One of the advantages of the present technique is that retraining only particular layers of the DL model based on features may ensure that the model quickly adapts to local data. This is specifically applicable in scenarios where 1) There is a need to adapt to site-specific customization and 2) Local data may not be shared with a global source to allow retraining of a global model with all new and old data, as described further below.
The techniques presented and claimed herein are referenced and applied to material objects and concrete examples of a practical nature that demonstrably improve the present technical field and, as such, are not abstract, intangible or purely theoretical. Further, if any claims appended to the end of this specification contain one or more elements designated as “means for [perform]ing [a function] . . . ” or “step for [perform]ing [a function] . . . ”, it is intended that such elements are to be interpreted under 35 U.S.C. 112(f). However, for any claims containing elements designated in any other manner, it is intended that such elements are not to be interpreted under 35 U.S.C. 112(f).
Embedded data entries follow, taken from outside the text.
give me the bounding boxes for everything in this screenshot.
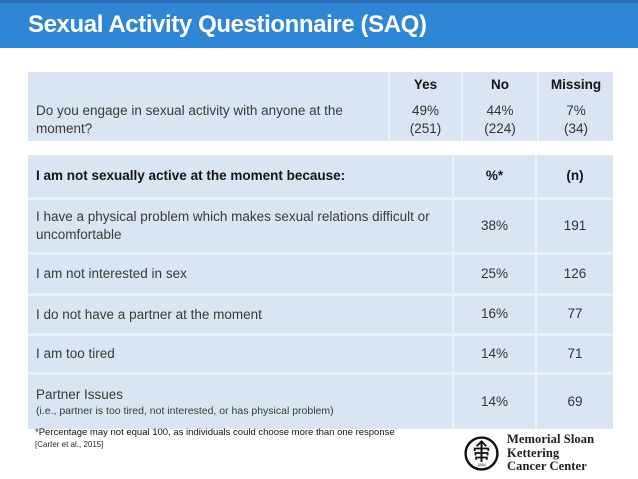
question-cell: Do you engage in sexual activity with an… bbox=[28, 99, 388, 141]
question-text: Do you engage in sexual activity with an… bbox=[36, 103, 343, 136]
no-value-cell: 44% (224) bbox=[461, 99, 537, 141]
msk-wordmark-line2: Cancer Center bbox=[507, 459, 587, 473]
reason-percent: 16% bbox=[452, 296, 535, 333]
missing-percent: 7% bbox=[566, 102, 586, 118]
reason-count: 69 bbox=[535, 375, 613, 429]
column-header-n: (n) bbox=[535, 155, 613, 197]
logo-year-text: 1884 bbox=[477, 462, 486, 467]
reason-percent: 14% bbox=[452, 336, 535, 372]
table-row: I am too tired 14% 71 bbox=[28, 336, 613, 375]
reason-label: I am too tired bbox=[28, 336, 452, 372]
table-row: I am not interested in sex 25% 126 bbox=[28, 255, 613, 296]
yes-value-cell: 49% (251) bbox=[388, 99, 461, 141]
column-header-yes: Yes bbox=[388, 72, 461, 99]
msk-emblem-icon: 1884 bbox=[464, 436, 499, 471]
reason-label: I do not have a partner at the moment bbox=[28, 296, 452, 333]
title-bar: Sexual Activity Questionnaire (SAQ) bbox=[0, 0, 638, 48]
table-header-row: Yes No Missing bbox=[28, 72, 613, 99]
yes-count: (251) bbox=[409, 121, 442, 136]
reason-count: 77 bbox=[535, 296, 613, 333]
column-header-missing: Missing bbox=[537, 72, 613, 99]
table-row: Do you engage in sexual activity with an… bbox=[28, 99, 613, 141]
reasons-header-label: I am not sexually active at the moment b… bbox=[28, 155, 452, 197]
slide-title: Sexual Activity Questionnaire (SAQ) bbox=[28, 11, 427, 38]
table-header-row: I am not sexually active at the moment b… bbox=[28, 155, 613, 200]
missing-value-cell: 7% (34) bbox=[537, 99, 613, 141]
sexual-activity-engagement-table: Yes No Missing Do you engage in sexual a… bbox=[28, 72, 613, 141]
reason-percent: 14% bbox=[452, 375, 535, 429]
no-percent: 44% bbox=[486, 102, 514, 118]
table-row: I do not have a partner at the moment 16… bbox=[28, 296, 613, 336]
table-row: Partner Issues (i.e., partner is too tir… bbox=[28, 375, 613, 429]
reason-label: I have a physical problem which makes se… bbox=[28, 200, 452, 252]
yes-percent: 49% bbox=[411, 102, 440, 118]
reason-count: 126 bbox=[535, 255, 613, 293]
footnote-block: *Percentage may not equal 100, as indivi… bbox=[35, 427, 395, 451]
missing-count: (34) bbox=[563, 121, 588, 136]
table-row: I have a physical problem which makes se… bbox=[28, 200, 613, 255]
reason-percent: 38% bbox=[452, 200, 535, 252]
column-header-no: No bbox=[461, 72, 537, 99]
reason-label: Partner Issues bbox=[36, 387, 124, 403]
reason-percent: 25% bbox=[452, 255, 535, 293]
msk-wordmark: Memorial Sloan Kettering Cancer Center bbox=[507, 432, 638, 474]
reason-count: 191 bbox=[535, 200, 613, 252]
msk-wordmark-line1: Memorial Sloan Kettering bbox=[507, 432, 595, 460]
no-count: (224) bbox=[484, 121, 516, 136]
reason-label: I am not interested in sex bbox=[28, 255, 452, 293]
msk-logo: 1884 Memorial Sloan Kettering Cancer Cen… bbox=[463, 432, 638, 474]
inactivity-reasons-table: I am not sexually active at the moment b… bbox=[28, 155, 613, 429]
reason-count: 71 bbox=[535, 336, 613, 372]
reason-sublabel: (i.e., partner is too tired, not interes… bbox=[36, 404, 334, 417]
column-header-percent: %* bbox=[452, 155, 535, 197]
empty-header-cell bbox=[28, 72, 388, 99]
footnote-text: *Percentage may not equal 100, as indivi… bbox=[35, 427, 395, 438]
citation-text: [Carter et al., 2015] bbox=[35, 440, 104, 450]
reason-label-group: Partner Issues (i.e., partner is too tir… bbox=[28, 375, 452, 429]
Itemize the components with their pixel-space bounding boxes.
This written description uses examples to disclose the present subject matter, including the best mode, and also to enable any person skilled in the art to practice the subject matter, including making and using any devices or systems and performing any incorporated methods. The patentable scope of the subject matter is defined by the claims, and may include other examples that occur to those skilled in the art. Such other examples are intended to be within the scope of the claims if they have structural elements that do not differ from the literal language of the claims, or if they include equivalent structural elements with insubstantial differences from the literal languages of the claims.